Justice Department to End Use of Private Prisons

08.19.16

The Justice Department announced yesterday that it will phase out the use of private prisons, which fail to provide sufficient rehabilitative services, maintain adequate security, or save taxpayers money.

In a memo to the Bureau of Prisons (BOP), Deputy Attorney General Sally Q. Yates directed BOP to end or reduce private prison contracts as they come up for renewal. BOP recently declined to renew a 1200-bed contract, and yesterday, it reduced an existing contract from 10,800 beds to 3600.

BOP expects to stop housing inmates at three or more private facilities over the next year. By May 1, 2017, private prisons will house 14,200 federal inmates, down from nearly 30,000 in 2013.

Ms. Yates cited the Justice Department inspector general’s recent findings that private prisons reported higher rates of assault, more uses of force, and more contraband than BOP facilities. In 2014 alone, the federal government spent $639 million on private facilities, in payments to three companies: Corrections Corporation of America, GEO Group, and Management and Training Corp.

The federal prison population increased by almost 800 percent between 1980 and 2013, according to the Justice Department. Ten years ago, BOP began contracting with privately operated prisons to house some federal inmates. By 2013, private prisons housed about 15 percent of the federal prison population.

Since 2013, the department says, the federal prison population has declined from 220,000 to less than 195,000. “This decline in the prison population means that we can better allocate our resources to ensure that inmates are in the safest facilities and receiving the best rehabilitative services – services that increase their chances of becoming contributing members of their communities when they return from prison,” Ms. Yates said in a statement.
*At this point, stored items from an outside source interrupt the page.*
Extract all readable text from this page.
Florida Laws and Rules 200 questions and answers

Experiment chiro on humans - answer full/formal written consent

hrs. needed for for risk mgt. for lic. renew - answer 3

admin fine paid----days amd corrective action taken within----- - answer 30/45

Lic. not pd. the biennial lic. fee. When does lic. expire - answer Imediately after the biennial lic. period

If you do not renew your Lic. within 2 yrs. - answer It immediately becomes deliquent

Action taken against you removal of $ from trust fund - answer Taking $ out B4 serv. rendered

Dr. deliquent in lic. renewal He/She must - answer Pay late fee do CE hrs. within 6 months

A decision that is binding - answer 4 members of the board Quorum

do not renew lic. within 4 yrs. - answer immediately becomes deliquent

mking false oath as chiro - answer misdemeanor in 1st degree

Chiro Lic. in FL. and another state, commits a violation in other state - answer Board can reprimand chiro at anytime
Most incarcerated people in the United States are housed in state prisons, which do not fall under the Justice Department’s policy. But the federal government’s phasing out of private prisons could inspire state and local governments to follow suit.

“This is an important step forward,” said EJI director Bryan Stevenson. “Private prisons and related private industries have incentives to keep America’s prison population unnecessarily high and have funded opposition to sensible reforms in order to maximize profits. States should follow the Justice Department’s lead on this issue.”